I've learned that it's hard for me to receive help from people. Ok, I've always known that but with the situation I'm in and the Barter Van idea I have to swallow my pride. I have been looking after myself for so long I've taken on the attitude that I don't need anyone; I can do it all on my own. No man, or woman, is an island and no one gets through life simply relying on themselves. I am learning it's ok to accept help. I am also the type of person who would rather focus on other peoples problems rather than dealing with my own. Recently someone I met made a point of devoting the day to me and anything I want to do. I hadn't realized how hard that was for me to do. Maybe that's why I find it so comfortable to travel alone. That way I can do what I want and not feel guilty about the other person not fulfilling their desires. Then again, I can also be quite selfish. The good thing about being alone for long, and I mean long, periods of time on long stretches of road is I get ample amount of time to reflect on such topics.
Reality isn't so romantic. I dreamed about doing this for so long, especially Route 66, I hadn't realized how dismal parts of it truly are. Most of the time I drive through long stretches of flat farmland until I reach the next town. And when I say town I really mean a few buildings and closed up shops along with the one or two places doing their best to survive off the Routes lasting stigma. Other places don't even try to be part of it with only a couple houses remaining amongst the boarded up shops, motels and gas stations. I am at odds with being happy to find weathered old signs and coming upon the restored places. My creative side always likes finding the neglected but my nostalgia wants to see more restored places. I think my notions of the road trip remain romantic only in my head.

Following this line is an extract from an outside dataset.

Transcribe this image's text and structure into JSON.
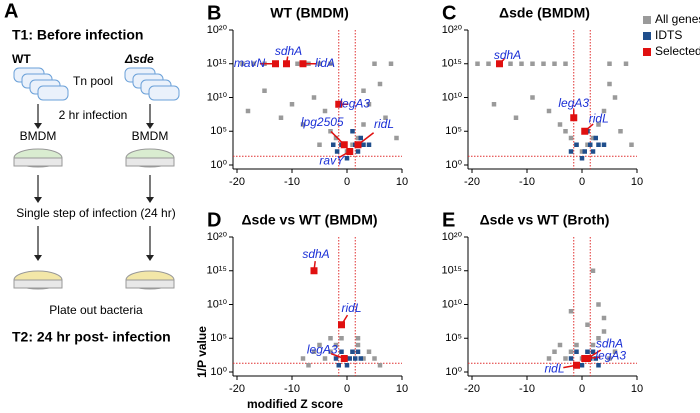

|Kansas town restored because of Disney's movie Cars|
|Sign from motel turned apartment. Like so many along the route.|
I remember people asking me why I want to do this and my response was always I want to know what it feels like to be free and see 'what I'm made of'. Reflecting on that, and being a month into my journey I don't think I know exactly what that means. It's true I am free of work and schedules but I still worry every day about my van breaking down and my money diminishing. I have chores and sometimes I think it's harder than when I was pampered with power and hot water at my fingertips. My ultimate goal is still elusive. Is it so I can say I did this? Is it so I don't regret not doing it when I'm old? Is it to return to Nova Scotia with a new body of work to have another exhibition? Is it to be free and see what the world has to offer? I answered yes to all of these questions before I left but the same questions linger...and more. I wonder if I am capable of going all the way across the US and back without succumbing to loneliness or fear of being stranded in the middle of nowhere. Luckily fear and doubt never last long with me and never stops me from doing what I started out to do. I know in the end if I was to quit now it would send me spiraling into a state of regret depression.

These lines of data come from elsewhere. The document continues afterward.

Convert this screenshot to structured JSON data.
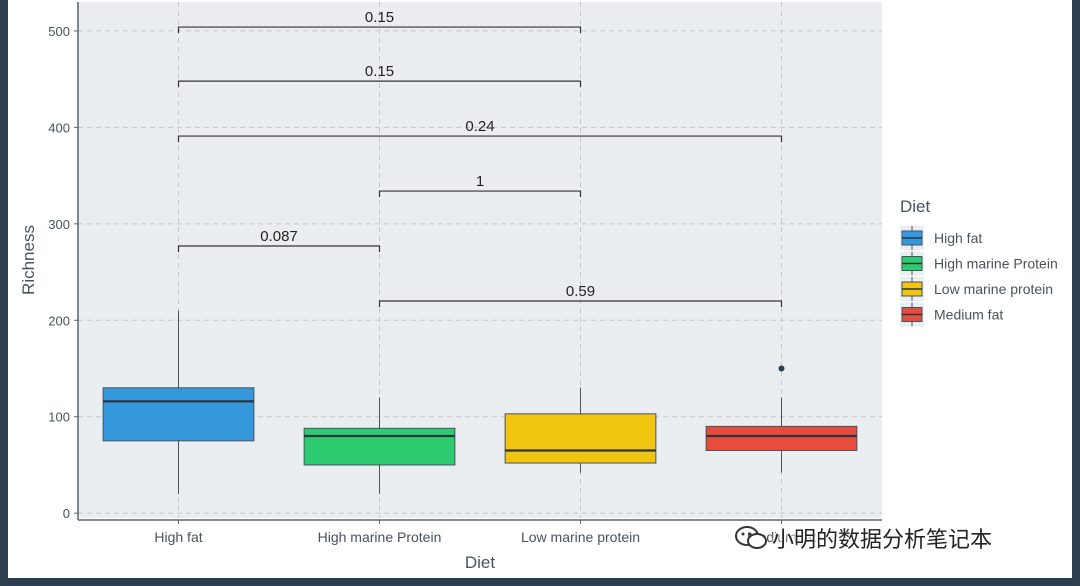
{
  "chart_data": {
    "type": "boxplot",
    "xlabel": "Diet",
    "ylabel": "Richness",
    "ylim": [
      -5,
      530
    ],
    "yticks": [
      0,
      100,
      200,
      300,
      400,
      500
    ],
    "grid": true,
    "legend_position": "right",
    "legend_title": "Diet",
    "categories": [
      "High fat",
      "High marine Protein",
      "Low marine protein",
      "Medium fat"
    ],
    "colors": [
      "#3498db",
      "#2ecc71",
      "#f1c40f",
      "#e74c3c"
    ],
    "boxes": [
      {
        "name": "High fat",
        "min": 20,
        "q1": 75,
        "median": 116,
        "q3": 130,
        "max": 210,
        "outliers": []
      },
      {
        "name": "High marine Protein",
        "min": 20,
        "q1": 50,
        "median": 80,
        "q3": 88,
        "max": 120,
        "outliers": []
      },
      {
        "name": "Low marine protein",
        "min": 42,
        "q1": 52,
        "median": 65,
        "q3": 103,
        "max": 130,
        "outliers": []
      },
      {
        "name": "Medium fat",
        "min": 42,
        "q1": 65,
        "median": 80,
        "q3": 90,
        "max": 120,
        "outliers": [
          150
        ]
      }
    ],
    "comparisons": [
      {
        "from": 0,
        "to": 2,
        "y": 504,
        "label": "0.15"
      },
      {
        "from": 0,
        "to": 2,
        "y": 448,
        "label": "0.15"
      },
      {
        "from": 0,
        "to": 3,
        "y": 391,
        "label": "0.24"
      },
      {
        "from": 1,
        "to": 2,
        "y": 334,
        "label": "1"
      },
      {
        "from": 0,
        "to": 1,
        "y": 277,
        "label": "0.087"
      },
      {
        "from": 1,
        "to": 3,
        "y": 220,
        "label": "0.59"
      }
    ]
  },
  "watermark": {
    "text": "小明的数据分析笔记本",
    "icon": "wechat-icon"
  }
}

I share this now because I want to be completely frank about the ups and downs I experience. So many moments have been amazing and things do seem like they are falling into place but after spending two days driving without really meeting anyone I've become a bit tired and lonely. I decided to check into a motel, get beer and watch tv. I haven't zoned out in front of the tube in a month and it seems like a luxury now. The motel is gross but it was cheap and the woman at the desk was nice. I tried to barter with a few other old motels but there was no takers. I asked to pay a fraction of the cost of a room to just park in the motels lot for the night but was turned down. So many of these old motels have lost their luster and have become seedy places for people to live. I slept poorly thinking about my van and all of its contents. The one saving grace for this stop over, well maybe two, is the mind-numbing television and the guy I met at the car dealership next door. We only spoke for a moment when I went out to get beer and he immediately offered his help with anything I need. I invited him over for a drink but he worked late and had to decline. In the morning he showed up at my door with coffee before he had to return to work. And the kindness of strangers continues.

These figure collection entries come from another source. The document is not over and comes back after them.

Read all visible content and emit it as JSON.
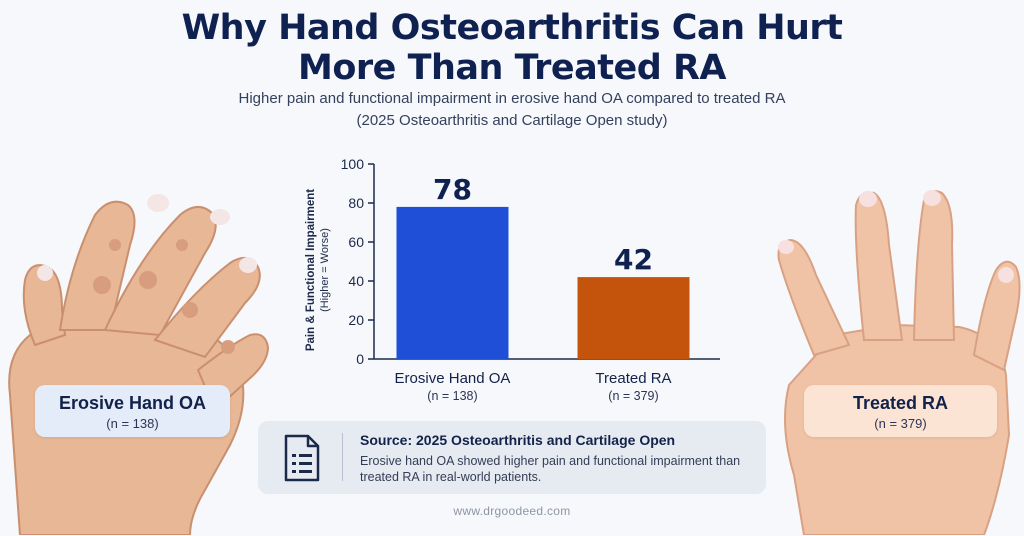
{
  "header": {
    "title_line1": "Why Hand Osteoarthritis Can Hurt",
    "title_line2": "More Than Treated RA",
    "subtitle_line1": "Higher pain and functional impairment in erosive hand OA compared to treated RA",
    "subtitle_line2": "(2025 Osteoarthritis and Cartilage Open study)"
  },
  "colors": {
    "oa_bar": "#1f4fd6",
    "ra_bar": "#c4530c",
    "title": "#0f2150",
    "oa_box": "#e3ecf8",
    "ra_box": "#fbe4d4"
  },
  "chart_data": {
    "type": "bar",
    "categories": [
      "Erosive Hand OA",
      "Treated RA"
    ],
    "category_notes": [
      "(n = 138)",
      "(n = 379)"
    ],
    "values": [
      78,
      42
    ],
    "value_labels": [
      "78",
      "42"
    ],
    "ylabel_line1": "Pain & Functional Impairment",
    "ylabel_line2": "(Higher = Worse)",
    "ylim": [
      0,
      100
    ],
    "yticks": [
      0,
      20,
      40,
      60,
      80,
      100
    ],
    "grid": false,
    "legend": "none"
  },
  "groups": {
    "left": {
      "label": "Erosive Hand OA",
      "n": "(n = 138)",
      "image_icon": "arthritic-hand-icon"
    },
    "right": {
      "label": "Treated RA",
      "n": "(n = 379)",
      "image_icon": "healthy-hand-icon"
    }
  },
  "source": {
    "icon": "document-icon",
    "title": "Source: 2025 Osteoarthritis and Cartilage Open",
    "body": "Erosive hand OA showed higher pain and functional impairment than treated RA in real-world patients."
  },
  "footer": {
    "text": "www.drgoodeed.com"
  }
}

There are still many things that make me happy. Simple things like having just enough butane left to make coffee or seeing my first stick bug or armadillo. I don't want to leave this post on a bad note but thought it was important to tell the WHOLE story and not just the wonderful parts. Now, as I sit in McDonald's parking lot I am torn between moving on or staying to hang with my new acquaintance. It's always the decision to keep moving or to take an extra day. I am in the town of Will Rogers birthplace and maybe I should take time to visit the museum etc. I guess my next post will tell what I've decided.
Lastly, I want to thank people for taking this journey with me. I know even at the down times I'm not alone. I appreciate the encouragement more than you know and will adjust my attitude back to the free spirited, fun-loving, adventurous person I know I am.